As a food importer, you need to make sure any food you import is fit for human consumption before you import it. Find out what it means for food to be "safe and suitable".

The food you import must be safe and suitable

Food importers must make sure that the food they are planning to import is safe and suitable, and is fit for human consumption.

  • The food must be produced, manufactured, preserved, packaged, and stored under hygienic conditions.
  • It must not contain any food safety hazards at levels that could harm consumers. Food safety hazards include biological, chemical, and physical hazards.
  • The food must not contain or have anything attached to it that would make the food unfit for its intended use and intended consumer. For example, the food must not contain any foreign matter, or material that is decomposed, diseased, filthy, or putrid.
  • It must not be adulterated.
  • It must meet applicable New Zealand standards.

To be sure the food you are importing is safe and suitable, you could check that the supplier and manufacturer operate under a safe food programme. This will depend on what is appropriate for their country.

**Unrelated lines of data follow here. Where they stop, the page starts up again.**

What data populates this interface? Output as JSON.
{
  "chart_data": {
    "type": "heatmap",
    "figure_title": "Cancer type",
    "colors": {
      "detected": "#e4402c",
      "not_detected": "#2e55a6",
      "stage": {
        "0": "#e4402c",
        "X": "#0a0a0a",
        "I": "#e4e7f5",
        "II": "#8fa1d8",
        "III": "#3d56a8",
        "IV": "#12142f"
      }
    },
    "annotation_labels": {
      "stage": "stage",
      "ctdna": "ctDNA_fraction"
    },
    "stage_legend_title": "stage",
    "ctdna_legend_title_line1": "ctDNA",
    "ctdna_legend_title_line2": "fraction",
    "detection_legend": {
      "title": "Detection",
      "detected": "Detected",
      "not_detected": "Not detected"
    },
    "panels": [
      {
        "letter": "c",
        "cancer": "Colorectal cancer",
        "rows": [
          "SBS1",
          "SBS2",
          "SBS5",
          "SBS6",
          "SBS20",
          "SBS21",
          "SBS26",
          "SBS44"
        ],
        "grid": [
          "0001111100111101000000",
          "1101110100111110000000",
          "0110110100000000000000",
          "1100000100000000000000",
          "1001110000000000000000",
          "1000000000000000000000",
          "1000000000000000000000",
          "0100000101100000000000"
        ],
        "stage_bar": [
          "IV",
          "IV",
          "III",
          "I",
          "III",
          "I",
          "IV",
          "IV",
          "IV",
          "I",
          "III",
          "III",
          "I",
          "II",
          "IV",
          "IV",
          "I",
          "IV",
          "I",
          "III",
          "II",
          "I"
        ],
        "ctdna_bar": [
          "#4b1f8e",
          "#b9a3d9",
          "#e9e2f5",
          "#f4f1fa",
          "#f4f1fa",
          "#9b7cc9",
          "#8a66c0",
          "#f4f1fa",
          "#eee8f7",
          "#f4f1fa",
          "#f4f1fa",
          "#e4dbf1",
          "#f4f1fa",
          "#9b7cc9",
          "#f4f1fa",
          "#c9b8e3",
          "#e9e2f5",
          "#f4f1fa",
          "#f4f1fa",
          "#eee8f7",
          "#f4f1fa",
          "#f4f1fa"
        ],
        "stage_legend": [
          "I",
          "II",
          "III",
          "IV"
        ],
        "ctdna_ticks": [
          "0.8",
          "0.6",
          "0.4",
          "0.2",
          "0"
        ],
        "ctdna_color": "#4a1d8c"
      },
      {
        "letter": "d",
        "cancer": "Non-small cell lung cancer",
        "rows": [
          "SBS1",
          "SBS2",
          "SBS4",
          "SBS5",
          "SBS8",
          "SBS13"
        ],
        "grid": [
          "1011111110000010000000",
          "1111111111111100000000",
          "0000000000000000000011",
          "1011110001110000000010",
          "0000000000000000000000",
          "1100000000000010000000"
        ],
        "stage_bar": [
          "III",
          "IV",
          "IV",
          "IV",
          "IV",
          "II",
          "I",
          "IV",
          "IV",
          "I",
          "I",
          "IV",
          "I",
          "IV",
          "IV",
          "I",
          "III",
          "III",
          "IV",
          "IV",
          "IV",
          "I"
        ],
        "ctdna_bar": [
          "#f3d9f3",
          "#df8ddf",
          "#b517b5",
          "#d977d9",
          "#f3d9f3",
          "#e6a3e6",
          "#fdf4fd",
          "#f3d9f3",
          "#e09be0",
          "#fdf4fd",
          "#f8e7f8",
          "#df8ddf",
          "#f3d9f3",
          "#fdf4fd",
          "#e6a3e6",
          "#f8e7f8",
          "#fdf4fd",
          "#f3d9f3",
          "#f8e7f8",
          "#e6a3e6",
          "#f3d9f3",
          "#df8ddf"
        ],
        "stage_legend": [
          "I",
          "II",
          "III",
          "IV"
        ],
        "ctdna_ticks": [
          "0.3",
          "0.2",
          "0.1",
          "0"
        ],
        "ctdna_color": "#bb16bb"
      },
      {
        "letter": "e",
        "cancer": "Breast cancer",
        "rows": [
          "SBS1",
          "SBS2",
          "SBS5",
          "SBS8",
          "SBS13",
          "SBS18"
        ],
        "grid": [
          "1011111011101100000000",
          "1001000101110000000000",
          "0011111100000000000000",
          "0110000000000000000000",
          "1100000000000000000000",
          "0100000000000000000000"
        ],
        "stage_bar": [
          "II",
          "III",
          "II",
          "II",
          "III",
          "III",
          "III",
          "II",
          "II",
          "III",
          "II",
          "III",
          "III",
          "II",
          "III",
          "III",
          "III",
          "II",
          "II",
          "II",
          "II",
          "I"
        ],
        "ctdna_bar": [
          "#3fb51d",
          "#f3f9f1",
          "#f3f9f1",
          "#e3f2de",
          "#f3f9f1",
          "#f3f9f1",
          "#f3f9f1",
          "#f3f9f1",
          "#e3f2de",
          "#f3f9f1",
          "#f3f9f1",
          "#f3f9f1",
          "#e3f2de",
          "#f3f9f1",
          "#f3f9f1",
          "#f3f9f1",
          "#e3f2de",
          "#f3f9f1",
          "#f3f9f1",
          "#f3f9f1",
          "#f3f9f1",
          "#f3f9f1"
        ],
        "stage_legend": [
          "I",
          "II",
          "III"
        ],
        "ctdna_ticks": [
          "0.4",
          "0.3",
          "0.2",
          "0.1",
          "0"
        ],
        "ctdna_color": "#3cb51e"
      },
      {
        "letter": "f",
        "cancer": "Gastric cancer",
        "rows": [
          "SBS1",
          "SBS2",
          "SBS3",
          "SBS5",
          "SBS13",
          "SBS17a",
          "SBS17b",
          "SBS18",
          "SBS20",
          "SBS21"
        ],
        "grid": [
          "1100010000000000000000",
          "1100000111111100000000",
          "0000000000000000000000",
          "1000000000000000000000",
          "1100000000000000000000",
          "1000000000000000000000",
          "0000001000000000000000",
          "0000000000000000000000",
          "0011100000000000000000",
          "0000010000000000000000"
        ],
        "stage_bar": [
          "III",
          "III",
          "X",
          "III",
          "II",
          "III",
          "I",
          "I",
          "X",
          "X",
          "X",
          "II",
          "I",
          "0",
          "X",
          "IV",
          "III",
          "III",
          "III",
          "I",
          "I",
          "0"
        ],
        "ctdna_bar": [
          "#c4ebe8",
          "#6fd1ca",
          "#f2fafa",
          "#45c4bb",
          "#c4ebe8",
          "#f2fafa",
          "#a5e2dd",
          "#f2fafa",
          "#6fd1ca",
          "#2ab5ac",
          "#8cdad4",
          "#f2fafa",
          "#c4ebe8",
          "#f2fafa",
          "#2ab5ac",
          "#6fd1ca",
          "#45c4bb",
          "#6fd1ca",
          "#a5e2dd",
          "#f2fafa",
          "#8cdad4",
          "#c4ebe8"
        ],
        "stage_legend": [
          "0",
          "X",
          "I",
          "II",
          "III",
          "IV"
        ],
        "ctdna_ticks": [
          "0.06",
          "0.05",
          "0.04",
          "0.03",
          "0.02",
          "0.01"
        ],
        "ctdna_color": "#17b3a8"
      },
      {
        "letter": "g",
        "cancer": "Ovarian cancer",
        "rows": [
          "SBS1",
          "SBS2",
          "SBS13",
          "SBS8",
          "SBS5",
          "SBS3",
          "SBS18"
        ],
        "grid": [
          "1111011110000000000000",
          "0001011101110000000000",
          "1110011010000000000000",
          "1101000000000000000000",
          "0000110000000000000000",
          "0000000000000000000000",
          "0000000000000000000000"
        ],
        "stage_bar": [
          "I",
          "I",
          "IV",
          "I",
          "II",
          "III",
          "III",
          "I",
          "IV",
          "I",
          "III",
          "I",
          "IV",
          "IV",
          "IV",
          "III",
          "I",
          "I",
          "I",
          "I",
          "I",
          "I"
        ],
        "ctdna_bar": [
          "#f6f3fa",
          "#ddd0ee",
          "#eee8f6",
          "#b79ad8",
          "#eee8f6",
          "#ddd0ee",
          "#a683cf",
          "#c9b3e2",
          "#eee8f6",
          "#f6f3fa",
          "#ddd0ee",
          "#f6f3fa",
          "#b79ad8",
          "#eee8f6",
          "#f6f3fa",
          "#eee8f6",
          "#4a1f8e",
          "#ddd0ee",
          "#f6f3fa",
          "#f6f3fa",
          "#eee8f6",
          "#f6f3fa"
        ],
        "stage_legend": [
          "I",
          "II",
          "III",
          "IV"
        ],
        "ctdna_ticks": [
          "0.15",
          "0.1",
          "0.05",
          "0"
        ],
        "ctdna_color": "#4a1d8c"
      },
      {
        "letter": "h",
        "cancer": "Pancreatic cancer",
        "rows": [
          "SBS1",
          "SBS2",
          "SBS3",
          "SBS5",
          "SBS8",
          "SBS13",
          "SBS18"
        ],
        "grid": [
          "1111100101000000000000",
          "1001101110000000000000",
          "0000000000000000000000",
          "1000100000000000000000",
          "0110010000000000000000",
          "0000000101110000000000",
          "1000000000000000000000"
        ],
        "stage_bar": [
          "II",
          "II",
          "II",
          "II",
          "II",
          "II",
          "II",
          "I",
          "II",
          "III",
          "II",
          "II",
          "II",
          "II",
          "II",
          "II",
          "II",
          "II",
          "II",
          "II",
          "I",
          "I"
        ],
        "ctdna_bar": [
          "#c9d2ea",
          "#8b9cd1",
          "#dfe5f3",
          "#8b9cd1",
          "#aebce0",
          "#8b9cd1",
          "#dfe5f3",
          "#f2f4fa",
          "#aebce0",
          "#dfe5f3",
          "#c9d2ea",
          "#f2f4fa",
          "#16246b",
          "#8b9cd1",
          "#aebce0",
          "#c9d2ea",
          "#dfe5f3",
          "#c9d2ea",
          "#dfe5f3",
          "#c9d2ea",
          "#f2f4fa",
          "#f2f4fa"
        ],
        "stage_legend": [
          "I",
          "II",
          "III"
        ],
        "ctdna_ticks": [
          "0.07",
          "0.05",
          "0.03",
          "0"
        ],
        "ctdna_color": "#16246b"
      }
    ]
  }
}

Importers are responsible for the safety of the food they bring in to New Zealand.

Find out more

Introduction to the Food Act 2014

Check your supplier is suitable

When looking for food to import, you might consider the suitability of a supplier. To decide whether a supplier is reliable, you could ask them for:

  • a supply contract or purchase agreement that specifies the food safety measures they will follow
  • documented details of their procedures, quality assurance measures, and food safety systems
  • documented details of their manufacturing processes, demonstrating that hazards have been identified and controlled
  • third-party verification that products are manufactured to recognised standards (such as Codex standards, Hazard Analysis Critical Control Point (HACCP), British Retail Consortium (BRC), or Safe Quality Food (SQF))
  • an independent audit of their premises, processes, and food safety systems
  • a consistent and good history of sampling and testing, or increased product controls such as sampling, laboratory testing, or third-party review.

Gather evidence of safety and suitability

You may be asked to prove what you did to assess the safety of your imports. You should gather information that allows you to check and confirm the food will be safe and suitable for sale in New Zealand. This could include:

  • a certificate of conformance stating that the product meets required specifications
  • evidence that the food is produced in accordance with international or domestic codes (for example, evidence that canned foods are manufactured under the relevant Codex code of practice)
  • a certificate of analysis, with testing results for the specific batch of product, done by a laboratory accredited to ISO 17025
  • a completed product information form for each product (for example, a product information form issued by the Australian Food and Grocery Council)
  • official certificate (such as an export certificate containing statements made by a foreign government or an agent of that government).